Sebagian orang mungkin terganggu dengan suara speaker selain azan pada jam-jam tertentu dan di lingkungan tertentu. Selain suara azan, tadarus Alquran di bulan Ramadhan dan takbir hari raya adalah ibadah dan syiar Islam. Tapi, kalau dilakukan semalam suntuk dengan pengeras suara atau menyetel kaset sampai pagi adalah tidak tepat.
Penggunaan pengeras suara di masjid dan mushala sudah ada pengaturan dan tuntunan yang dikeluarkan oleh Dirjen Bimas Islam Departemen Agama RI pada 1978. Dalam tuntunan tersebut, antara lain, diatur speaker masjid dipisahkan antara corong speaker keluar dan ke dalam.
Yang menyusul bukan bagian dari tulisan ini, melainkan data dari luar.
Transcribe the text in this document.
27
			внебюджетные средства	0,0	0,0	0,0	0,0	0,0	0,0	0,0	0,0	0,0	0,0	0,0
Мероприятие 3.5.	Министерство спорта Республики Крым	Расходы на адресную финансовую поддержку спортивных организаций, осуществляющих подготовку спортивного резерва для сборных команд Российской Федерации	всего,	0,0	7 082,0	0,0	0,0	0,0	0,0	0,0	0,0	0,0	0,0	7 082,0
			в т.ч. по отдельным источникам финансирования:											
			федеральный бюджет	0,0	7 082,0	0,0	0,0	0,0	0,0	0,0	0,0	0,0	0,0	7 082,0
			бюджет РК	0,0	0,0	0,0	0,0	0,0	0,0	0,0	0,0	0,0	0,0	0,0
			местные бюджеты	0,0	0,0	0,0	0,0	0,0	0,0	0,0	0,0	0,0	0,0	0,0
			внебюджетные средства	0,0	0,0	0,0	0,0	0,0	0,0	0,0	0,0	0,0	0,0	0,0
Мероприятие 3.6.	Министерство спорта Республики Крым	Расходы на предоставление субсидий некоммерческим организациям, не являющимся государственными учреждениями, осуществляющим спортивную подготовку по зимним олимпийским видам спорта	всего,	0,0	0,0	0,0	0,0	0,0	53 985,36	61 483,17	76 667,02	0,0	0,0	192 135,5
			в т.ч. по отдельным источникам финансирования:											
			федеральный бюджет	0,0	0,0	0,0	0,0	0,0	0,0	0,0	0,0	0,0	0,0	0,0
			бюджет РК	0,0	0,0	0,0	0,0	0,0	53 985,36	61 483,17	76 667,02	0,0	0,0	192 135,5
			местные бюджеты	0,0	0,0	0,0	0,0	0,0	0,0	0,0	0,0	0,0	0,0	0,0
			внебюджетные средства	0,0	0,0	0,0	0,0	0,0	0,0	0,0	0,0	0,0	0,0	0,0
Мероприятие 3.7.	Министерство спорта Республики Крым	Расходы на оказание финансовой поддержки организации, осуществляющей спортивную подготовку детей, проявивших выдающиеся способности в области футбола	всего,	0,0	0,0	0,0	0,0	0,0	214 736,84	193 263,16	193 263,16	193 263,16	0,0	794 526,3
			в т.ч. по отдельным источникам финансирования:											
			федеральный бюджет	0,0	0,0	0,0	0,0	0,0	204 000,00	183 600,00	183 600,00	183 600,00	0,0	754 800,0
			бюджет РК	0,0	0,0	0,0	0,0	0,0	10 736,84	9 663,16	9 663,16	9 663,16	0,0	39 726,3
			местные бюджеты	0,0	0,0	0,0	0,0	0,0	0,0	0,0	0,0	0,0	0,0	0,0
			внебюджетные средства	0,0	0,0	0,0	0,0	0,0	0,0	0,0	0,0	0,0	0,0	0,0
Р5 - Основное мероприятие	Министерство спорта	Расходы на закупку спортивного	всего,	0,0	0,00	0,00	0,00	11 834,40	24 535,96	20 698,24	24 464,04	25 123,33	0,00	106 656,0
Speaker yang ditujukan ke luar masjid hanya untuk azan, sebagai tanda telah tiba waktu shalat.
Adapun bacaan shalat dan doa pada dasarnya hanya untuk kepentingan jamaah maka tidak perlu ditujukan keluar, sehingga tidak melanggar ketentuan syariah yang melarang bersuara keras dalam shalat dan doa.
Gubernur DKI Jakarta Ali Sadikin pada 1976 mengeluarkan seruan tertulis tentang Penggunaan Alat Pengeras Suara untuk Kepentingan Syiar Islam, yaitu 15 menit sebelum waktu Subuh pada hari-hari biasa dan 30 menit sebelum waktu Subuh pada Ramadhan. Pengaturan penggunaan pengeras suara di masjid-masjid menjelang Subuh merujuk pada keputusan Musyawarah Alim Ulama Terbatas DKI Jakarta, September 1973. Wallahu a’lam.